The size, composition and weight of the part 14 will be made such that should the speed of rotation of the rotor reach a level beyond that prescribed as the limit thereof for its design, the rotor will fracture and/or have a separation in the location of an aperture 24 and in any event expand sharply and move outward on the pins 24 sufficiently to wedge against the inner wall surface of the housing 19. The result is an immediate braking of the then existing dangerous rotative speed of the rotor and in particular the ring 14. This insures against and prevents the occurrence of an uncontrolled speed and self-destruction of the rotor on rotor malfunction. Thus, the failure of the rotor will be benign, as far as the consequences are concerned.
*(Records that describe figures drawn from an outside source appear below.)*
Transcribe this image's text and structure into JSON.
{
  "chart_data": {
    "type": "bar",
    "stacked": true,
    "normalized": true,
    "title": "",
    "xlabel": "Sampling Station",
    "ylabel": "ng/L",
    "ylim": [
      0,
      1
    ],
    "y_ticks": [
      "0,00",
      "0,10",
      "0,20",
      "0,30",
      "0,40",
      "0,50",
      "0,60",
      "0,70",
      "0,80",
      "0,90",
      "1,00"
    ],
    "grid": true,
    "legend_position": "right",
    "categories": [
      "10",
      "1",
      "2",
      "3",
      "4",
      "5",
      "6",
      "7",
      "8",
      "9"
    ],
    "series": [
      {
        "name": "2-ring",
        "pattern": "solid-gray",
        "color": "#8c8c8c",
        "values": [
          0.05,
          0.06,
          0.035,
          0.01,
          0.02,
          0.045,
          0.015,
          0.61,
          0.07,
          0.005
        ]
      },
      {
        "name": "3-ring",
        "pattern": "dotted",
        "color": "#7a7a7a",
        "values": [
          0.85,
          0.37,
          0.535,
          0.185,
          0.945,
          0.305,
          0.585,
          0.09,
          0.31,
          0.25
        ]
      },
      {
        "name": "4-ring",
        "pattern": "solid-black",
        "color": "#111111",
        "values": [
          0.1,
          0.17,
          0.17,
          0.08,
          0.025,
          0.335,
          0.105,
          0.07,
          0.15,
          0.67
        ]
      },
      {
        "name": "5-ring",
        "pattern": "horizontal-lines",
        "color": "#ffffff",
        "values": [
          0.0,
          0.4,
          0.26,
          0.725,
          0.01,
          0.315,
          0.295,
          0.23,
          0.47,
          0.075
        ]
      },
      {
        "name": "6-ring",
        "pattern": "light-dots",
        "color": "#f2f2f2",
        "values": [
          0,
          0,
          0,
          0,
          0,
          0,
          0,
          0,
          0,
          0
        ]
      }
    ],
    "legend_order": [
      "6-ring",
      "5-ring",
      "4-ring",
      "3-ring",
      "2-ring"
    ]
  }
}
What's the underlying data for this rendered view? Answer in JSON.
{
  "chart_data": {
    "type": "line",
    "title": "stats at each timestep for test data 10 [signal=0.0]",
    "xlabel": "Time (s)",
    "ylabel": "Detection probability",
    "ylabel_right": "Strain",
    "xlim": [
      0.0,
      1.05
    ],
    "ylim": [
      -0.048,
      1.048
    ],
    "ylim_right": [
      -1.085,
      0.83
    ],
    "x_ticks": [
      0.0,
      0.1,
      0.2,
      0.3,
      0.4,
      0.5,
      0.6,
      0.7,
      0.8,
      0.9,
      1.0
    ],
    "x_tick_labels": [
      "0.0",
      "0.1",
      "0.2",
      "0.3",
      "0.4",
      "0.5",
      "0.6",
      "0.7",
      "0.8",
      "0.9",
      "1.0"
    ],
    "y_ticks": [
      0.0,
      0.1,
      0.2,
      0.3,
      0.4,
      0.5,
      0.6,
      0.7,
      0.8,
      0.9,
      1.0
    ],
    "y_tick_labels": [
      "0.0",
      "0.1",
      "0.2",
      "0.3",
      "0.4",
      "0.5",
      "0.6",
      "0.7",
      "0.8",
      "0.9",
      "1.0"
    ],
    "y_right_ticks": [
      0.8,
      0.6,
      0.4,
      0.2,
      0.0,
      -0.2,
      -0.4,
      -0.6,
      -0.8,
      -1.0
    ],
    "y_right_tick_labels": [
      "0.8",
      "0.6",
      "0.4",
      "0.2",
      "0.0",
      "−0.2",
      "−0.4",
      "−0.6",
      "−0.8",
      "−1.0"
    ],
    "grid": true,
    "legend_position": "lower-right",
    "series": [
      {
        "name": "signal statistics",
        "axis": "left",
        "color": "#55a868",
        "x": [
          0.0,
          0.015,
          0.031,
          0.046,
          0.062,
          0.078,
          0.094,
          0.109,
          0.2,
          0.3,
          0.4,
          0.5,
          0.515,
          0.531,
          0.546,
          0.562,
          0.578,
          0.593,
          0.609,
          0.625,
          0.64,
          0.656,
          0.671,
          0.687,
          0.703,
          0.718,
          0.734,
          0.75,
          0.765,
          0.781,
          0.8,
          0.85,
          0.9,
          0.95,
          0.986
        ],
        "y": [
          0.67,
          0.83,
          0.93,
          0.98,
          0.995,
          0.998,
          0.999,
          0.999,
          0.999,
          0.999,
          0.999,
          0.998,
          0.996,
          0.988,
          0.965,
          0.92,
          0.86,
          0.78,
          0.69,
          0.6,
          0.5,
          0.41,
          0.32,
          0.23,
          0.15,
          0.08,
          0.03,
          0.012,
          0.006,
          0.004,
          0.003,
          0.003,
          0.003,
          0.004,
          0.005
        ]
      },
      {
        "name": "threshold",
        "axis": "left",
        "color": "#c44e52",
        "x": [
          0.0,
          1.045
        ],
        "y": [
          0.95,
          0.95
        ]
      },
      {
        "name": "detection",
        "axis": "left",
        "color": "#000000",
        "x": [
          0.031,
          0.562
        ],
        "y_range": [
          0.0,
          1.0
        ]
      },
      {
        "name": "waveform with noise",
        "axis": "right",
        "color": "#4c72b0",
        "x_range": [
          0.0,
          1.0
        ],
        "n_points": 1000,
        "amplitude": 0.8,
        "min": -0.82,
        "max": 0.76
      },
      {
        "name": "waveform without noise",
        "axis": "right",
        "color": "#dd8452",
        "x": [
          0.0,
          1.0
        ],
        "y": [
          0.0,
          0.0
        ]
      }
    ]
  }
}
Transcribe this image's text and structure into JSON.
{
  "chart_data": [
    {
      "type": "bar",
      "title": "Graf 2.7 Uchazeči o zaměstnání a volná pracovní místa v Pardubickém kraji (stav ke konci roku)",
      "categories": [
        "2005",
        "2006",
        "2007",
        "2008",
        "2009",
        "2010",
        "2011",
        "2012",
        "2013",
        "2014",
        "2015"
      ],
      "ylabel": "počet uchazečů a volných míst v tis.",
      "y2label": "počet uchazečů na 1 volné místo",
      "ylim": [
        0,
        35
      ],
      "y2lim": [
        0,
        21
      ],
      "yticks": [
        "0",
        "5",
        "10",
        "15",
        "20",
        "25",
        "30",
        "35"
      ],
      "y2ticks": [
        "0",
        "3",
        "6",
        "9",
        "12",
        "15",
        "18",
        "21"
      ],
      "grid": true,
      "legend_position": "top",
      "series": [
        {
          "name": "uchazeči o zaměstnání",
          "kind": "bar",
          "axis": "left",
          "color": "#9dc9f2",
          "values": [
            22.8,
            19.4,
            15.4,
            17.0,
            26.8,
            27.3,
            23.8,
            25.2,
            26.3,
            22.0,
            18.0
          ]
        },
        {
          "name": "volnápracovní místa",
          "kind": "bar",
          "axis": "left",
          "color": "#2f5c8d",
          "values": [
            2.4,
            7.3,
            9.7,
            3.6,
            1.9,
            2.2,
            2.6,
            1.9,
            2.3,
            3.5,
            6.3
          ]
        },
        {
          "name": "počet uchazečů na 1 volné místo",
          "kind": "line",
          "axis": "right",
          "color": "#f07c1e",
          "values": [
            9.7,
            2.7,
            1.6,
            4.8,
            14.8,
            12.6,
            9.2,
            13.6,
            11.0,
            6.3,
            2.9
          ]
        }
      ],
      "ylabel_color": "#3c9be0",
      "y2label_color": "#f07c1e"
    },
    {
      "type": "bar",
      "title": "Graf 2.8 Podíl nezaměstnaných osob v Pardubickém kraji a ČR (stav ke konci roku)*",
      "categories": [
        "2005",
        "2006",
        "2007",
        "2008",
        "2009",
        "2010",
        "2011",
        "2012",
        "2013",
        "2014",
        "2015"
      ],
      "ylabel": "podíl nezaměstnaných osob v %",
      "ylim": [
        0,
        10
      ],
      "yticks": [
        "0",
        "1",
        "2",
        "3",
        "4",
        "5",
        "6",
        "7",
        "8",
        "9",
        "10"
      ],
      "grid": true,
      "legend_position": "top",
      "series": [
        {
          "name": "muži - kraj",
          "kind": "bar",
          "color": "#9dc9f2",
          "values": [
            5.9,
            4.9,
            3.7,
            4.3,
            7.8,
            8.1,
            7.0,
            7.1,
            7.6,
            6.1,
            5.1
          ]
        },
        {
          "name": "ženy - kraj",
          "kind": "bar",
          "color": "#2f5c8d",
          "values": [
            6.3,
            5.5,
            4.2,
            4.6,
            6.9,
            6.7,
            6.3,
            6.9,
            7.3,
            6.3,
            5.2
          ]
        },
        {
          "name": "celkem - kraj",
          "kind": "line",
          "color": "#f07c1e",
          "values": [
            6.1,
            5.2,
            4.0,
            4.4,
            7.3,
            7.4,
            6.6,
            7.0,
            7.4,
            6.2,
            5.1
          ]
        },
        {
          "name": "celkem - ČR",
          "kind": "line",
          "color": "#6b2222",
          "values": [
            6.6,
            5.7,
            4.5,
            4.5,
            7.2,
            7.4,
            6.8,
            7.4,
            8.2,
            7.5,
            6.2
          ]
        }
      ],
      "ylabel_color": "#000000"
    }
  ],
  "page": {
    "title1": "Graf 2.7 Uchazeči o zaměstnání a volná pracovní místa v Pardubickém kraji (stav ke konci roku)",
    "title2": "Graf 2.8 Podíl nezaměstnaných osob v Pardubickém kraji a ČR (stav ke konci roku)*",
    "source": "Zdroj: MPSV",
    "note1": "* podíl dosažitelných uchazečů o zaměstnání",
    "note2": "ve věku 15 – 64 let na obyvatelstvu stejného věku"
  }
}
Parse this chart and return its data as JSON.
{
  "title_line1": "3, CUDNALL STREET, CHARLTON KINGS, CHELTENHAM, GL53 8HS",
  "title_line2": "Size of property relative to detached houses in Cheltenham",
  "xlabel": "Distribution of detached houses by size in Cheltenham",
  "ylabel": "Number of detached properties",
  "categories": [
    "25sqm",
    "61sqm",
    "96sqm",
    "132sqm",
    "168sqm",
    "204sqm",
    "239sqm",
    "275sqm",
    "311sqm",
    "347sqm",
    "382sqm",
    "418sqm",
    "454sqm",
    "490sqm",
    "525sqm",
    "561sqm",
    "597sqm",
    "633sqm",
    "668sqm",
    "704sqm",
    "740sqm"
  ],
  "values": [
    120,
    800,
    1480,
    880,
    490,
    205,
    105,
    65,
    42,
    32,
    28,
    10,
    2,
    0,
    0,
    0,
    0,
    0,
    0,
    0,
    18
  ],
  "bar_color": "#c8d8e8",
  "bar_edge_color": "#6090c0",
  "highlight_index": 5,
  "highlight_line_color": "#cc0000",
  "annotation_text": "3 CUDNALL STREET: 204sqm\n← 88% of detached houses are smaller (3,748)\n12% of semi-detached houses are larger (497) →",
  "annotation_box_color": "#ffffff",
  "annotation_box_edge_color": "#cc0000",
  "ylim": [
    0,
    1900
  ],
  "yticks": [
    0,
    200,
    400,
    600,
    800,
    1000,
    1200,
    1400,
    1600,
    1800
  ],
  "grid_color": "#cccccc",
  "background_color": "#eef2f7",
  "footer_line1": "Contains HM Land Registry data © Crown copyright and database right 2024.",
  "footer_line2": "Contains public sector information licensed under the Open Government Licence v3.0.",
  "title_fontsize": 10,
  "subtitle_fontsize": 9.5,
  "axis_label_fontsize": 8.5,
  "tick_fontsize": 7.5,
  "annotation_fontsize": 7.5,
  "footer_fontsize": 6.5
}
As should be readily seen, the invention achieves the objectives first stated and provides not only safety and relatively quiet efficiency in the use of its embodiments, irrespective of their material, weight or size, but also a rotor the parts of which have greater endurance and a longer and more satisfactory operating life by reason of a substantial elimination of shock load and a better control and normalization of the stress experienced in the rotor operation. With respect to the most pertinent of the prior art, the incorporation of the features of the present invention are most significant in respect to the latter benefits.
From the above description it will be apparent that there is thus provided a device of the character described possessing the particular features of advantage before enumerated as desirable, but which obviously is susceptible of modification in its form, proportions, detail construction and arrangement of parts without departing from the principle involved or sacrificing any of its advantages.
While in order to comply with the statute the invention has been described in language more or less specific as to structural features, it is to be understood that the invention is not limited to the specific features shown, but that the means and construction herein disclosed comprise but one of several modes of putting the invention into effect and the invention is therefore claimed in any of its forms or modifications within the legitimate and valid scope of the appended claims.